What is most troubling is that Ms. Mahin, regardless of her skills or intentions, comes from an environment I describe as a culture of complacency. It is a culture that assumes completing processes is the most important job, even if those processes are ineffective. As we know from the County audit and a March 2025 assessment ordered by a federal judge, it is a system that pays providers regardless of their performance, and with almost no accountability for how taxpayer money is spent. It is a system where LAHSA’s former CEO “accidentally” paid a nonprofit where her husband is a senior manager and nobody said anything until the payments were exposed by the press. Believing someone steeped in that culture can suddenly become a force for change is wishful thinking.
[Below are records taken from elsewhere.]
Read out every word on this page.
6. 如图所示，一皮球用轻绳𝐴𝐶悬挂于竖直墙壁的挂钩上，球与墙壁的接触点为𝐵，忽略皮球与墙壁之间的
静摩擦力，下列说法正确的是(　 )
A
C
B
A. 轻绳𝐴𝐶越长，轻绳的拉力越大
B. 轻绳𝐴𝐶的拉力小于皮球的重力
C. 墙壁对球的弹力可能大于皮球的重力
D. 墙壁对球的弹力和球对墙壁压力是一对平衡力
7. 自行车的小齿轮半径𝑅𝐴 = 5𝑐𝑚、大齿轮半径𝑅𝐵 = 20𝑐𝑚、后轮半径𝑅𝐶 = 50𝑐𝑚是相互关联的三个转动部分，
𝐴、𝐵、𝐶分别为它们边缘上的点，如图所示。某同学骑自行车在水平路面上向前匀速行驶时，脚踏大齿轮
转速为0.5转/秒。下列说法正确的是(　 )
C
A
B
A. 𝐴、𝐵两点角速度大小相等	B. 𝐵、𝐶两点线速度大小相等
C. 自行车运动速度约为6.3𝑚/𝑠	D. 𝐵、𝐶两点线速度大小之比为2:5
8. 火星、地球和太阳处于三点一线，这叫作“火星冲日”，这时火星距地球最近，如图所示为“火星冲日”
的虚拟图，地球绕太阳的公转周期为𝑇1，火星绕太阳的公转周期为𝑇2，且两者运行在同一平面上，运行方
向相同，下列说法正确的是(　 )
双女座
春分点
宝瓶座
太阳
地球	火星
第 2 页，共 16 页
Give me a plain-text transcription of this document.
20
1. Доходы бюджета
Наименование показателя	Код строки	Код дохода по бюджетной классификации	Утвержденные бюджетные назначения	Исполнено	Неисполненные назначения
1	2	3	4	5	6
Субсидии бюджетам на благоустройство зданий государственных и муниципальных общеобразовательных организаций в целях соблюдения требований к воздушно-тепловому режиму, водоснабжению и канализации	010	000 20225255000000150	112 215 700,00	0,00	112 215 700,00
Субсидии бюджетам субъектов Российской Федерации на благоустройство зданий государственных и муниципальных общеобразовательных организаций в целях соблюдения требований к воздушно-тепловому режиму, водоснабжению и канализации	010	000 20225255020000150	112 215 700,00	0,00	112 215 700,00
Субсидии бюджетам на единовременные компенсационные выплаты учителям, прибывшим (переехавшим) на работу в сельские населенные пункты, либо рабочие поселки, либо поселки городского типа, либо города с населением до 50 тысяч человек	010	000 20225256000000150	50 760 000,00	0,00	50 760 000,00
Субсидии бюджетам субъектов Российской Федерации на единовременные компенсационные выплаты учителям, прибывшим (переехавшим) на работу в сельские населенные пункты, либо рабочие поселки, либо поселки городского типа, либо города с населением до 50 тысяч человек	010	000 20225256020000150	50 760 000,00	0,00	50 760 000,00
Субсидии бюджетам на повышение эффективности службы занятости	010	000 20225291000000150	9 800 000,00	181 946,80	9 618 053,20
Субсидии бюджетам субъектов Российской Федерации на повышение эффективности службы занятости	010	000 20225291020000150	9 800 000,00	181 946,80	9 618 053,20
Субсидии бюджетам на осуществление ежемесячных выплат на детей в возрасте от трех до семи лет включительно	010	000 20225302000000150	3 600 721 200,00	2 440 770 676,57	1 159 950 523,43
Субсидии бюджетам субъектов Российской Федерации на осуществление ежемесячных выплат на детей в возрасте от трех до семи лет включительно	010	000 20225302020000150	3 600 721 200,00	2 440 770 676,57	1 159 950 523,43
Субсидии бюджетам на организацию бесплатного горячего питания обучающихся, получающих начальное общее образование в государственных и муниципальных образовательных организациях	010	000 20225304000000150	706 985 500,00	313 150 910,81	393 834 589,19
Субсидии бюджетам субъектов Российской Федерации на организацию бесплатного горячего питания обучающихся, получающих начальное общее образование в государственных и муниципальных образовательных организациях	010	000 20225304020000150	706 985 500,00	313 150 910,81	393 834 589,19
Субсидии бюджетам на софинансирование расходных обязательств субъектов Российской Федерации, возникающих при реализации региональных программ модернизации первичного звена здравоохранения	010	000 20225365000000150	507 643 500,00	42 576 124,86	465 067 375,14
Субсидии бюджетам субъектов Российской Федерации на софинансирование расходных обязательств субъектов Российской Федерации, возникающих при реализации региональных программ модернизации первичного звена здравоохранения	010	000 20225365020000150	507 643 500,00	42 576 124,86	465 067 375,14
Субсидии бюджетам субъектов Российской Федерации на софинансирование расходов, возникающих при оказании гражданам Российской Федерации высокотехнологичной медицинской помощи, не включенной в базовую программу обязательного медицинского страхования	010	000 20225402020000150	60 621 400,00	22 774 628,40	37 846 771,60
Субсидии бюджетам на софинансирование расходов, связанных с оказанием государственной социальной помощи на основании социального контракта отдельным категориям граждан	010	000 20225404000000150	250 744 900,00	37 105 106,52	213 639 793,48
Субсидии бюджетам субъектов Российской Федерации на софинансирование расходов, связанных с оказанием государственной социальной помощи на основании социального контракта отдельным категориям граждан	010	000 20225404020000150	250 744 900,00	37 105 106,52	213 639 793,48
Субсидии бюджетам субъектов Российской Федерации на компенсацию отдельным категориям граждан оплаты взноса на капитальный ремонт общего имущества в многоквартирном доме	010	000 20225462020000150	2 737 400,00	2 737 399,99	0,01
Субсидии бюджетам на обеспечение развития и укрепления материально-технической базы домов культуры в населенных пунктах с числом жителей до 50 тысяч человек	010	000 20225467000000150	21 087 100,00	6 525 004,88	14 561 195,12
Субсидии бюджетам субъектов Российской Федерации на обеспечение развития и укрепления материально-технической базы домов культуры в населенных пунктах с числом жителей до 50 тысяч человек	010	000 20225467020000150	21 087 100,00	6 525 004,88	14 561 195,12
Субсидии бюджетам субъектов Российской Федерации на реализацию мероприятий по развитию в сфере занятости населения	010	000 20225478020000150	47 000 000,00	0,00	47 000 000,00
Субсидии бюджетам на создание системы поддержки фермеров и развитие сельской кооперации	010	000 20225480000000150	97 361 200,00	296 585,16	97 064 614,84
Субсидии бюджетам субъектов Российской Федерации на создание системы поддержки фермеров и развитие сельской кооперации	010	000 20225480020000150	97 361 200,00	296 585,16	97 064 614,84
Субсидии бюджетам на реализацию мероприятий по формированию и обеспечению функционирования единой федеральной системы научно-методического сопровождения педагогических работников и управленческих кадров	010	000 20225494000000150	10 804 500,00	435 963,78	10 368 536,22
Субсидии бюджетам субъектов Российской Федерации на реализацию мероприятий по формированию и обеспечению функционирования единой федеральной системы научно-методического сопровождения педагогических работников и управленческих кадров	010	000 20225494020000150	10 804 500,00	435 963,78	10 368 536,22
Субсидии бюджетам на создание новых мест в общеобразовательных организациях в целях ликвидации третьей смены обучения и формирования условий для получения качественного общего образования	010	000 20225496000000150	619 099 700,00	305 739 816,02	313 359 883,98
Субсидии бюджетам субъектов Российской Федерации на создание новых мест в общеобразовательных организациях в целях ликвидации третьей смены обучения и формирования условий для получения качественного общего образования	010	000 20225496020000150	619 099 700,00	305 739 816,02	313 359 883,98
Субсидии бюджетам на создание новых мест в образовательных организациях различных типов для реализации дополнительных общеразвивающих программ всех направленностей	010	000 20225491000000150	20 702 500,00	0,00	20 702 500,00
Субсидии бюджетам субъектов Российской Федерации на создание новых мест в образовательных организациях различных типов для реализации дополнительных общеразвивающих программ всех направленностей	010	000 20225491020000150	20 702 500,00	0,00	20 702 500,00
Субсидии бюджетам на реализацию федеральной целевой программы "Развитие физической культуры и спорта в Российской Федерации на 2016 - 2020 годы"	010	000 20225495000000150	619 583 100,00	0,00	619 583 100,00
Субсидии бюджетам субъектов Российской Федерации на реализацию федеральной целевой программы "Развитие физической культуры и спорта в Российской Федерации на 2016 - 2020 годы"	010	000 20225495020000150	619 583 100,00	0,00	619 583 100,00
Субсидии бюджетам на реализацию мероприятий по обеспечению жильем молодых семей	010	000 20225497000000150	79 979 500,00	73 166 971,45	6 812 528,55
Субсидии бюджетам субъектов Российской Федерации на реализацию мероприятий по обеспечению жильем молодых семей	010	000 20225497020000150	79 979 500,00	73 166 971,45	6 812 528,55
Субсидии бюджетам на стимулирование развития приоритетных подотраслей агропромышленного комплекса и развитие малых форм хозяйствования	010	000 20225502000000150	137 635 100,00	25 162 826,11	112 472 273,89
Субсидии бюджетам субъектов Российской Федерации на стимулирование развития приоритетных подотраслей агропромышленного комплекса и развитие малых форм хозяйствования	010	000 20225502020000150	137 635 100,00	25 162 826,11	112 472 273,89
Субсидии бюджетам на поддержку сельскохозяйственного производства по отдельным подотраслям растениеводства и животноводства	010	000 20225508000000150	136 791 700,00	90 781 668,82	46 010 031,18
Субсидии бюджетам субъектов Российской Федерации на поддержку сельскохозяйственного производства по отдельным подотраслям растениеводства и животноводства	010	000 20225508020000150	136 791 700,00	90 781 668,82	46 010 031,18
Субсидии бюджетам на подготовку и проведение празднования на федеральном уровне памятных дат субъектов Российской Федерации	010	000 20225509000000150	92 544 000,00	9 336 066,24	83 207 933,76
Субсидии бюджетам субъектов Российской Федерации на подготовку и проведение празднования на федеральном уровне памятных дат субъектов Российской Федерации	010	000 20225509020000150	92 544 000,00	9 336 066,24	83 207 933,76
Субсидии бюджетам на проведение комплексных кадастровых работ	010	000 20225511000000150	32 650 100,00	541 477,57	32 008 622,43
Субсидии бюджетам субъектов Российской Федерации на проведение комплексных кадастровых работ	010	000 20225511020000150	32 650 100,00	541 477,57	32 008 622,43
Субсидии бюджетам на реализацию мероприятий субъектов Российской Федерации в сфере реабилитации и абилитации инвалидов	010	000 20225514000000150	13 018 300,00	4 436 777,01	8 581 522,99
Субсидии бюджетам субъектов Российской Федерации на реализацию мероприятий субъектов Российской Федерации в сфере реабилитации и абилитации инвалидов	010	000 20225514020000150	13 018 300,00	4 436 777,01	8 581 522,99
We are all products of our environments, and we view the world from the perspective of those environments. If all someone knows is the current way of doing business, they have no other point of reference to gauge success. Simply stated, Ms. Mahin may be very good at what she does, but what she does doesn’t work.
Perhaps the County should not have hired a collaborative leader instilled with a spirit of unity. Maybe what’s really needed is a disruptor, someone from outside the system with a hard-nosed focus on performance and outcomes. LAHSA has gone through four leaders since Ms. Mahin worked there, while County leadership has remained relatively stable. But no matter who the leaders are or how long they stay in their positions, the result has always been the same; more money spent and more people on the streets. More of the same is clearly not an option.
Only time will tell if the County’s new program and its director are successful. But it is hard to take the County’s commitment to reform seriously when leaders have decided to hire someone who works within a failed system. Ms. Mahin’s promotion is consistent with other actions that hold out little hope for real reform. As I described a few months ago, revenues from Measure A will be controlled by the same entrenched special interests that have spent billions in taxpayer dollars with no accountability. Regardless of claims of bold action and a disdain for business as usual, Mayor Bass and Councilmember Raman continue to oppose the withdrawal of City funding for LAHSA, despite its long history of failure and questionable business practices.
I wish Ms. Mahin all the luck she can get. In addition to building a whole new department, she faces the daunting task of overcoming decades of entrenched financial and political interests who desperately want to maintain the status quo. This will be a true test of the local government’s commitment to real reform.
(Tim Campbell is a resident of Westchester who spent a career in the public service and managed a municipal performance audit program. He focuses on outcomes instead of process in his iAUDIT! column for CityWatchLA.)